Pensioner, 70, breaks out in a blotchy purple rash across her entire body after freezing temperatures triggered a rare blood condition
- Patient, 70, broke out in spidery rash across entire body and felt dizzy for a week
- Tests revealed she had cold agglutinin disease and body was oxygen deprived
- The rare condition sees the immune system mistakenly attack red blood cells
An elderly woman broke out in a blotchy purple rash because of a rare blood disease triggered by freezing cold weather.
The 70-year-old, from New York, went to the doctor after feeling dizzy for a week and developing the spidery rash across her entire body.
Medics diagnosed her with livedo reticularis, a skin condition caused by spasms of the blood vessels and poor circulation near the surface of the skin.
A 70-year-old woman broke out in a giant blotchy purple rash due to a rare blood disease triggered by freezing cold weather
But keen to find the underlying cause, doctors from the Bassett Medical Center in Cooperstown, New York, took blood samples.
Normally a solid red colour, medics were shocked to find the unnamed pensioner’s blood was almost clear.
Her red blood cells, which carry oxygen, had stuck together and become clumpy.
Laboratory results revealed the woman was suffering from cold agglutinin disease.
Doctors were shocked when the patient’s blood was clear (left). They treated her by warming the blood (right)

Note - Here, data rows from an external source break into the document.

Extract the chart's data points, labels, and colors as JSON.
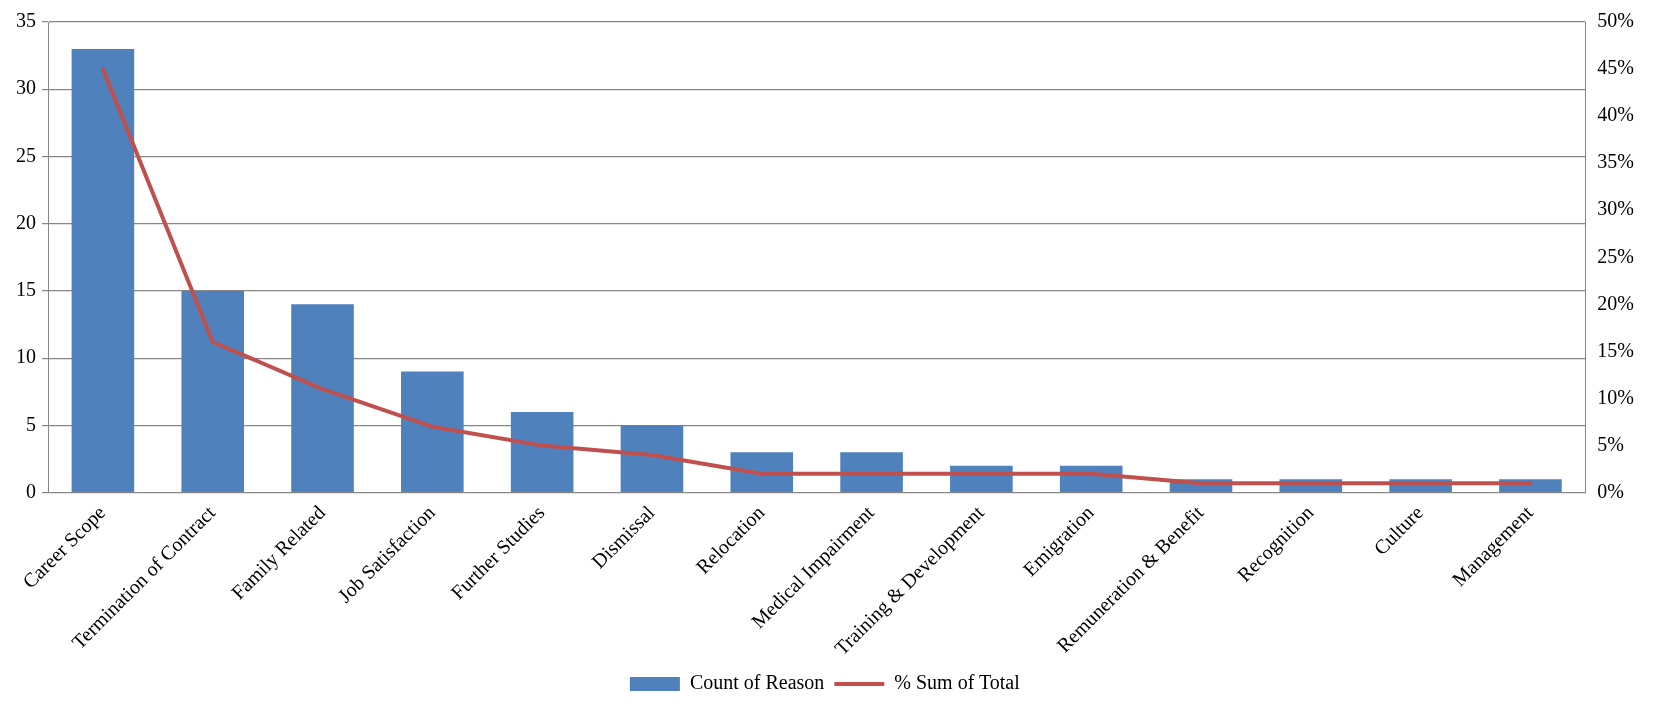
{
  "chart_data": {
    "type": "bar",
    "categories": [
      "Career Scope",
      "Termination of Contract",
      "Family Related",
      "Job Satisfaction",
      "Further Studies",
      "Dismissal",
      "Relocation",
      "Medical Impairment",
      "Training & Development",
      "Emigration",
      "Remuneration & Benefit",
      "Recognition",
      "Culture",
      "Management"
    ],
    "series": [
      {
        "name": "Count of Reason",
        "color": "#4f81bd",
        "values": [
          33,
          15,
          14,
          9,
          6,
          5,
          3,
          3,
          2,
          2,
          1,
          1,
          1,
          1
        ]
      },
      {
        "name": "% Sum of Total",
        "type": "line",
        "axis": "y2",
        "color": "#c0504d",
        "values": [
          45,
          16,
          11,
          7,
          5,
          4,
          2,
          2,
          2,
          2,
          1,
          1,
          1,
          1
        ]
      }
    ],
    "ylim": [
      0,
      35
    ],
    "yticks": [
      0,
      5,
      10,
      15,
      20,
      25,
      30,
      35
    ],
    "y2lim": [
      0,
      50
    ],
    "y2ticks": [
      {
        "value": 0,
        "label": "0%"
      },
      {
        "value": 5,
        "label": "5%"
      },
      {
        "value": 10,
        "label": "10%"
      },
      {
        "value": 15,
        "label": "15%"
      },
      {
        "value": 20,
        "label": "20%"
      },
      {
        "value": 25,
        "label": "25%"
      },
      {
        "value": 30,
        "label": "30%"
      },
      {
        "value": 35,
        "label": "35%"
      },
      {
        "value": 40,
        "label": "40%"
      },
      {
        "value": 45,
        "label": "45%"
      },
      {
        "value": 50,
        "label": "50%"
      }
    ],
    "grid": "y",
    "legend": "bottom",
    "marker": "none",
    "line_style": "solid"
  }
}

Normally, certain proteins within the blood seek out and destroy invading pathogens, including viruses and bacteria.
But the condition, estimated to affect one in 50,000 people, causes them to attach themselves to red blood cells and bind them together into clumps.
This eventually causes red blood cells to be destroyed and leave people deprived of oxygen in their blood, leading to anaemia.
The medical team said the disorder had been triggered by the -9C (15F) temperatures in the woman’s native upstate New York.
The patient also revealed she had a viral infection two weeks prior to breaking out in the rash, which may have exacerbated the condition.
Normally cold agglutinin disease is caused by an underlying condition such as an infection, another autoimmune disease, or certain cancers.
Doctors don’t know why it sometimes occurs in patients who show no other symptoms.
But cold temperatures can send the immune system into overdrive, which doctors say may spur on the condition.
The patient was kept in hospital for a week where she was kept warm and given blood transfusions.
After the treatment, her ratio of red blood cells to total blood volume more than doubled.
Her anaemia and dizziness subsided within the week, but she still had the rash when she was discharged from hospital, doctors noted.
The team at Bassett Medical Center revealed the tale in the New England Journal of Medicine.